A rather stunning portrait for a Chinese opera adaptation on Festival of Lively Arts for Young People.
Opera meets Opry.
Viskupic is in his World War II element--he was an ardent buff--with these simple but distinctive helmets to illustrate The Bridge at Remagen.
In November, a "Tribute to Louis Armstrong" was broadcast on PBS.
For a network airing of Airport that month, Visk took the infamous National Airlines tagline "I'm Cheryl. Fly me." quite literally.
For December, the Hallmark Hall of Fame gave us "The Borrowers."
Viskupic created a massive Nelson Rockefeller noggin worthy of Easter Island for CBS Reports.
Christmas at Pops and the big day's religious services put GV in an angelic mood.
Now we're on to 1974, with these amusing drawings for the college football bowl games of New Year's Day. NBC Reports looked at "College and the Middle Class."
Here's a goofy one for The Way West, with another funny Cashman take.
From the silly to the chilling, Viskupic presents an intense-looking vampire for the first Night Stalker TV movie.
Two weeks later, more blood-sucking from producer Dan Curtis, and a re-tooled illustration for the re-scheduling of his Dracula with Jack Palance. (See the original version
here.)
Viskupic literally roasts Jack Benny.
Raquel Welch gets strung up for working with Sid and Marty Krofft on Really, Raquel.
The World You Never See gets seen by Hugh Downs.
I hate to accuse Gary of phoning it in, but sometimes I'm compelled to assume he was too busy with other projects to make the TV Book close-up a priority.
Here's a star-spangled movie camera for a docu-series on the history of American cinema.
I neglected to add the date for this next one, so I'll just drop it here for March, although I'm absolutely certain it was not scheduled for St. Patrick's Day. It's another one that would have totally spooked me the fuck out as a kiddie.
The depiction of Jesus for this Easter presentation always, at first glance, looks to me like he's not wearing a Crown of Thorns so much as a Santa Hat of Thorns.
I wonder who Viskupic had in mind when he drew the woman in this cash register bed. I looked up the portrayer of Nana in this production, and it definitely ain't Katherine Schofield.
This mini-series about the prosecution of wartime atrocities was named QBVII after the courthouse where the fictional proceedings take place. Who the hell decided QBVII would be a good name for a TV show? It's not even a good name for a courthouse!
Gert Frobe gets a hand (or becomes one, really) as Goldfinger.
Another Nazi, this time for The McKenzie Break.
This one for the "California Jam All-Day Music Festival," seen on ABC for their late night In Concert series, is nothing all that special, but I'll note that co-host Don Imus will get his own Viskupic portrait, coming up...
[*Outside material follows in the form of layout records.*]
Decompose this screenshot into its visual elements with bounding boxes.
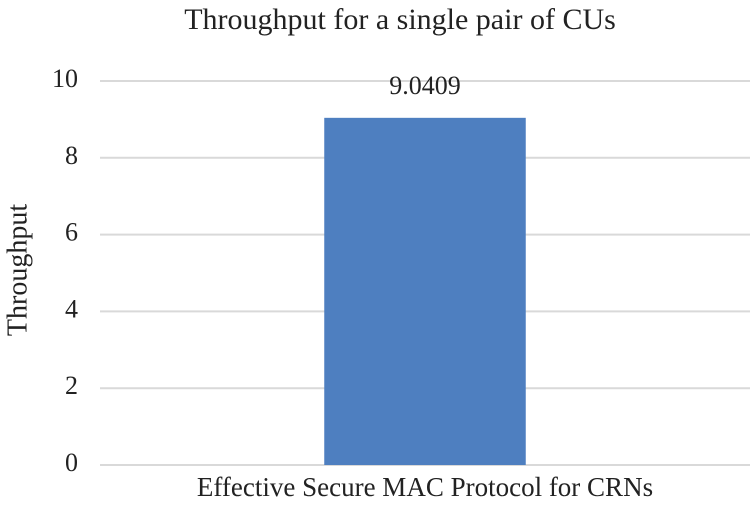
y-tick-label: 4 [65, 294, 78, 323]
y-tick-label: 10 [52, 64, 78, 93]
y-axis-label: Throughput [2, 204, 33, 336]
y-tick-label: 6 [65, 218, 78, 247]
chart-title: Throughput for a single pair of CUs [184, 3, 616, 36]
y-tick-label: 8 [65, 141, 78, 170]
y-tick-label: 2 [65, 371, 78, 400]
x-tick-label: Effective Secure MAC Protocol for CRNs [197, 472, 653, 502]
bar [324, 117, 526, 465]
y-tick-label: 0 [65, 448, 78, 477]
data-label: 9.0409 [389, 71, 461, 100]
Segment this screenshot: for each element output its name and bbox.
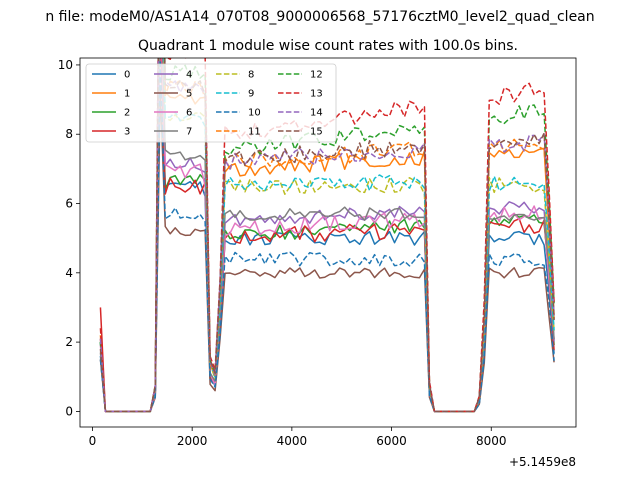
- legend-label-7: 7: [186, 127, 192, 138]
- y-tick-label: 6: [65, 197, 73, 211]
- legend-label-12: 12: [310, 70, 323, 81]
- y-tick-label: 8: [65, 127, 73, 141]
- y-tick-label: 4: [65, 266, 73, 280]
- series-line-10: [99, 59, 555, 413]
- y-tick-label: 2: [65, 335, 73, 349]
- legend-box: [85, 63, 337, 143]
- y-axis: 0 2 4 6 8 10: [58, 58, 80, 418]
- y-tick-label: 10: [58, 58, 73, 72]
- legend-label-2: 2: [124, 108, 130, 119]
- x-tick-label: 0: [89, 434, 97, 448]
- plot-frame: [79, 57, 577, 428]
- series-line-15: [99, 58, 555, 413]
- legend-label-1: 1: [124, 89, 130, 100]
- legend-label-15: 15: [310, 127, 323, 138]
- x-axis: 0 2000 4000 6000 8000: [89, 427, 507, 448]
- series-line-7: [99, 58, 555, 413]
- legend-label-0: 0: [124, 70, 130, 81]
- series-line-5: [99, 89, 555, 413]
- x-tick-label: 6000: [376, 434, 407, 448]
- legend-label-10: 10: [248, 108, 261, 119]
- legend-label-11: 11: [248, 127, 261, 138]
- legend-label-13: 13: [310, 89, 323, 100]
- x-tick-label: 2000: [177, 434, 208, 448]
- legend-label-6: 6: [186, 108, 192, 119]
- x-tick-label: 4000: [277, 434, 308, 448]
- y-tick-label: 0: [65, 404, 73, 418]
- legend-label-8: 8: [248, 70, 254, 81]
- x-tick-label: 8000: [476, 434, 507, 448]
- legend-label-3: 3: [124, 127, 130, 138]
- legend-label-4: 4: [186, 70, 192, 81]
- legend-label-14: 14: [310, 108, 323, 119]
- legend-label-5: 5: [186, 89, 192, 100]
- chart-title: Quadrant 1 module wise count rates with …: [138, 38, 518, 54]
- figure-suptitle: n file: modeM0/AS1A14_070T08_9000006568_…: [45, 9, 594, 25]
- legend-label-9: 9: [248, 89, 254, 100]
- x-axis-offset-label: +5.1459e8: [509, 455, 576, 469]
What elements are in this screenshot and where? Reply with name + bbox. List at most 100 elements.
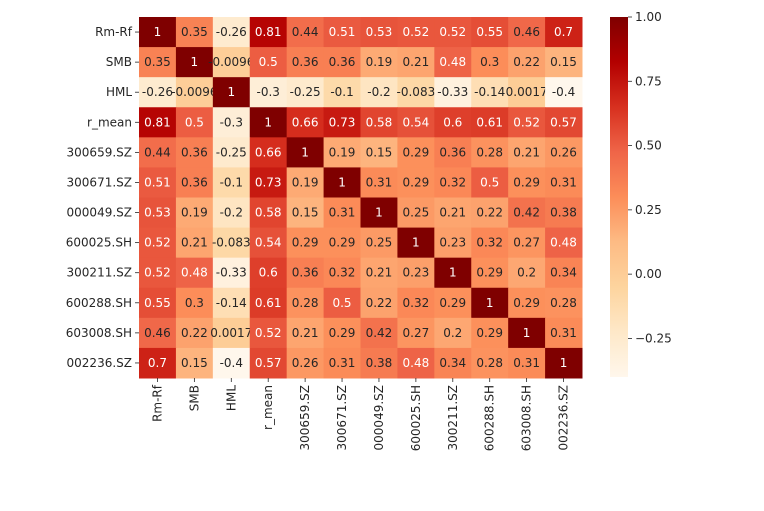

Another benign topic, another Viskupic creep-out: a young woman sheds her old self, cicada-style.
The end of May brought out the gearhead in Viskupic. In fact, here's a literal car-head, or head-car...
...followed a few days later by a winged racecar for the Indianapolis 500.
June found GV working overtime, with ten contributions to the NTVB for that month.
The Anderson Tapes.
A half-cow (unlivestock?) representing feast and famine.
The actual "Tiger of Malaya" gets portrayed with flags for eyes.
Elizabeth Taylor and her viper's tongue for Who's Afraid of Virginia Woolf?
The dollar was shrinking, and so was George Washington.
Renoir gets framed.
It's ladies' night on Public Television. The big decision for Joyce Chopra, I guess, was if she really wanted to film herself giving birth for the doc Joyce at 34.
Visk doesn't get much more literal than this take on Downhill Racer.
More Curtis/Palance horror, yet another interpretation of the Jekyll & Hyde story. It was actually released in Canada five years earlier (according to Wikipedia, which is not infallible but still more reliable than anyone you know).
Amerasian orphans become medals in this one for an NBC News special.